The outcome has left opposition supporters uncertain about the path to democratic transition. The Trump administration’s decision to work with Rodríguez rather than the opposition — whose leaders documented a 2-to-1 election victory over Maduro in 2024 — has produced no announced election timeline and raised questions about whether constitutional requirements will be honored.
CARACAS, Venezuela — Venezuela’s opposition leaders find themselves largely in exile or prison days after the U.S. military operation that seized President Nicolás Maduro, with Vice President Delcy Rodríguez governing in his stead after the Trump administration declined to back the country’s recognized opposition leadership.
Maduro, removed from his home on a military base in Caracas on Saturday and transferred to New York on federal drug trafficking charges, has been succeeded not by opposition figures but by members of his own administration. President Trump, in remarks to reporters after the operation, said the U.S. would “run” Venezuela and expressed doubt that opposition leader María Corina Machado could govern the country.
“She doesn’t have the support within, or the respect within, the country,” Trump said. “She’s a very nice woman, but she doesn’t have the respect.”
Machado — a Nobel Peace Prize recipient whose campaign collected detailed tally sheets showing opposition candidate Edmundo González Urrutia had defeated Maduro by a 2-to-1 margin in Venezuela’s disputed 2024 presidential election, a result the U.S. and other nations recognized — responded without directly addressing Trump’s dismissal of her leadership.
“I spoke with President Trump on Oct. 10, the same day the prize was announced, not since then,” Machado told Fox News on Monday in her first televised interview since Maduro’s capture. “What he has done as I said is historic, and it’s a huge step toward a democratic transition.”
Constitutional questions shadow transition
Venezuela’s constitution requires an election within 30 days when a president becomes “permanently unavailable” to serve — a provision followed when former President Hugo Chávez died of cancer in 2013. Venezuela’s Supreme Court ruled Saturday, however, that Maduro’s absence is “temporary.” Under that constitutional interpretation, the vice president — an unelected position — may assume the presidency for up to 90 days, extendable to six months with approval from the National Assembly, which is controlled by the ruling party.
The court’s ruling made no mention of the 180-day limit, according to the Associated Press, fueling speculation that Rodríguez could seek to hold power longer as she works to unify ruling-party factions.
Secretary of State Marco Rubio, in Sunday interviews, walked back Trump’s assertion that the U.S. would “run” Venezuela.

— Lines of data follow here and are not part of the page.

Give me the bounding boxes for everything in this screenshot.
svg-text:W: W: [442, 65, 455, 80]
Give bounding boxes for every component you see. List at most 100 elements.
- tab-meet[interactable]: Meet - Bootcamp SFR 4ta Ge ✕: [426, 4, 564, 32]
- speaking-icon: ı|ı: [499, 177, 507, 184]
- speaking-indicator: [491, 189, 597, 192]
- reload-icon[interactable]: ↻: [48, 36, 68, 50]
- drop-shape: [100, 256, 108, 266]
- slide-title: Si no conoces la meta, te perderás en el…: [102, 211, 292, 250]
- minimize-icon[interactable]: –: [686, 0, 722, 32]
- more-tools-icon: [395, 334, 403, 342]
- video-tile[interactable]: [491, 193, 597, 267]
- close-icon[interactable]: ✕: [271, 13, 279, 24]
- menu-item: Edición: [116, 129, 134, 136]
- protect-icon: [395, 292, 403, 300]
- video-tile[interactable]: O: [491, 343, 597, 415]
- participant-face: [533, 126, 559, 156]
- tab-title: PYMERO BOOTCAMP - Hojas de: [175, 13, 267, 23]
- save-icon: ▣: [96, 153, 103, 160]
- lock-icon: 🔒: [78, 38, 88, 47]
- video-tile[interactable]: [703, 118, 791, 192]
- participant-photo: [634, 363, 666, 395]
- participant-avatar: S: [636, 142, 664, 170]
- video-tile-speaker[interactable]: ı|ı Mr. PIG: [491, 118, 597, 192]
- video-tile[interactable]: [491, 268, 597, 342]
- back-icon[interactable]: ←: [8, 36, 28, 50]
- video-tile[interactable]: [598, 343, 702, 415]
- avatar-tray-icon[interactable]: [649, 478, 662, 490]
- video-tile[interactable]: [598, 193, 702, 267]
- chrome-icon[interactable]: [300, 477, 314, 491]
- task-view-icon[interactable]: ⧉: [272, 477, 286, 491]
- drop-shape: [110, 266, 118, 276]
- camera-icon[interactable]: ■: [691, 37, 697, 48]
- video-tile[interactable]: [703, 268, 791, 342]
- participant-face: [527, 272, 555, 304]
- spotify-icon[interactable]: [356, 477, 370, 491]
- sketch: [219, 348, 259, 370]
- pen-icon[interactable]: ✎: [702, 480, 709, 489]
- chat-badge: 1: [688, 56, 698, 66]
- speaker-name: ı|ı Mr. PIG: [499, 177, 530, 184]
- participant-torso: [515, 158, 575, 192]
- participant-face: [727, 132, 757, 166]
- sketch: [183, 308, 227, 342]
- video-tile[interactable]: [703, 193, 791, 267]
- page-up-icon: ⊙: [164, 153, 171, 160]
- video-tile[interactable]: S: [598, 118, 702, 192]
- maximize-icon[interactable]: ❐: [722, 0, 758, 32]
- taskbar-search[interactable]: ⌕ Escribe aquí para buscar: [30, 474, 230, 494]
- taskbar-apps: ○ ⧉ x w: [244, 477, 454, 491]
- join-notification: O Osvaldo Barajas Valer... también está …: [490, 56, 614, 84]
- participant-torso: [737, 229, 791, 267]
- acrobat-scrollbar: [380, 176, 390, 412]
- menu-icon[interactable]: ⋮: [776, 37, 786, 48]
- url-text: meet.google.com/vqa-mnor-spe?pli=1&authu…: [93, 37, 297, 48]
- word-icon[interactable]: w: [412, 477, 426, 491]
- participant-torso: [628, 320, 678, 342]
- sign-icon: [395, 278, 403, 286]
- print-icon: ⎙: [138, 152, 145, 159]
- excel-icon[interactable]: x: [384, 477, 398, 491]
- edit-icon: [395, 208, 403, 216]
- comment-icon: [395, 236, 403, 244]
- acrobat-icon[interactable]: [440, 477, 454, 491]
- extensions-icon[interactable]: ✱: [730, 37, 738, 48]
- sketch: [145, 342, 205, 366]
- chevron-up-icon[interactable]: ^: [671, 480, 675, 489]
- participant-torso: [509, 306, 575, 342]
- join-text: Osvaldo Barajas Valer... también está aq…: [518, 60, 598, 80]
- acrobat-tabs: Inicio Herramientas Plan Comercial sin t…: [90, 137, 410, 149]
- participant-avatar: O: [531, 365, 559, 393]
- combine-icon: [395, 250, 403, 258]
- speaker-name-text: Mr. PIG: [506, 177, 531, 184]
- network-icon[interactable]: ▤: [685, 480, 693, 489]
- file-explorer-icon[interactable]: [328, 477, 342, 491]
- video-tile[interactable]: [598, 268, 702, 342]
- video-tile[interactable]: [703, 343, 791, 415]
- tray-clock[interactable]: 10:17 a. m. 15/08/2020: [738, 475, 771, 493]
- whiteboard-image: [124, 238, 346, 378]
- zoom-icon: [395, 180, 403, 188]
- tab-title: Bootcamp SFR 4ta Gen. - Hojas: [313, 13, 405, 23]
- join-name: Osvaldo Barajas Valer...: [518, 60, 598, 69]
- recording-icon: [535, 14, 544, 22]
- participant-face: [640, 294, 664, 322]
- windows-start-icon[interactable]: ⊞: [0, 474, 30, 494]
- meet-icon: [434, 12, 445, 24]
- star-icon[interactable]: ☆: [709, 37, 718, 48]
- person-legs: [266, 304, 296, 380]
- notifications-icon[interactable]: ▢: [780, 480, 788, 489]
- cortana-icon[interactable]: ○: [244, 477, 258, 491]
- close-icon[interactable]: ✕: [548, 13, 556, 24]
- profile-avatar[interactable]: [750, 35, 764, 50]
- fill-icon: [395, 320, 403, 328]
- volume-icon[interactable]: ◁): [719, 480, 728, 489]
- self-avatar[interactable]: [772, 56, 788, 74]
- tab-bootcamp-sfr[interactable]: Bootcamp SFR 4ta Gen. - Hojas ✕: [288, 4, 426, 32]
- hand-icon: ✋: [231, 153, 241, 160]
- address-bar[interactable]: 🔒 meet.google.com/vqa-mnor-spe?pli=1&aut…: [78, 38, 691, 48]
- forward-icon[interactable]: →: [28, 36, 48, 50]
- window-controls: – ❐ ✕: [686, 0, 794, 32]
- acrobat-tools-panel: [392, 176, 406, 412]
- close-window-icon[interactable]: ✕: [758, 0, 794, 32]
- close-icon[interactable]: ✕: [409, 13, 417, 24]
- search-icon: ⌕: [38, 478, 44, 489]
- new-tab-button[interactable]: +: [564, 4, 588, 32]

Rubio said Washington would instead use control of Venezuela’s oil industry — the country holds the world’s largest proven crude oil reserves — to press for policy changes, and called the current Venezuelan government illegitimate.
Sen. Lindsey Graham, a South Carolina Republican and close Trump ally who traveled with the president on Air Force One on Sunday, said Tuesday he expects a free election to occur but did not specify when.
“We’re going to build the country up – infrastructure wise – crescendoing with an election that will be free,” Graham told reporters.
Neither Trump nor Rodríguez has stated when, or whether, elections will take place.
Opposition faces steep obstacles
David Smilde, a Tulane University professor who has studied Venezuela for three decades, said the Trump administration was not persuaded that removing Maduro would swiftly produce a democratic transition.
“They were clearly unimpressed by the sort of ethereal magical realism of the opposition, about how if they just gave Maduro a push, it would just be this instant move toward democracy,” Smilde said.
Even if elections were announced, the opposition’s two leading figures would face the immediate challenge of returning to Venezuela. González has been in exile in Spain since September 2024. Machado left Venezuela last month to receive her Nobel Prize in Norway — her first public appearance in 11 months.
Machado on Monday described Rodríguez as “one of the main architects of torture, persecution, corruption, narco-trafficking … certainly not an individual that can be trusted by international investors.”
Ronal Rodríguez, a researcher at the Venezuela Observatory at Colombia’s Universidad del Rosario, said the Trump administration’s decision to work with Rodríguez rather than with the recognized opposition risks undermining the democratic momentum Venezuelans built in the 2024 election.
“What the opposition did in the 2024 election was to unite with a desire to transform the situation in Venezuela through democratic means, and that is embodied by María Corina Machado and, obviously, Edmundo González Urrutia,” he said. “To disregard that is to belittle, almost to humiliate, Venezuelans.”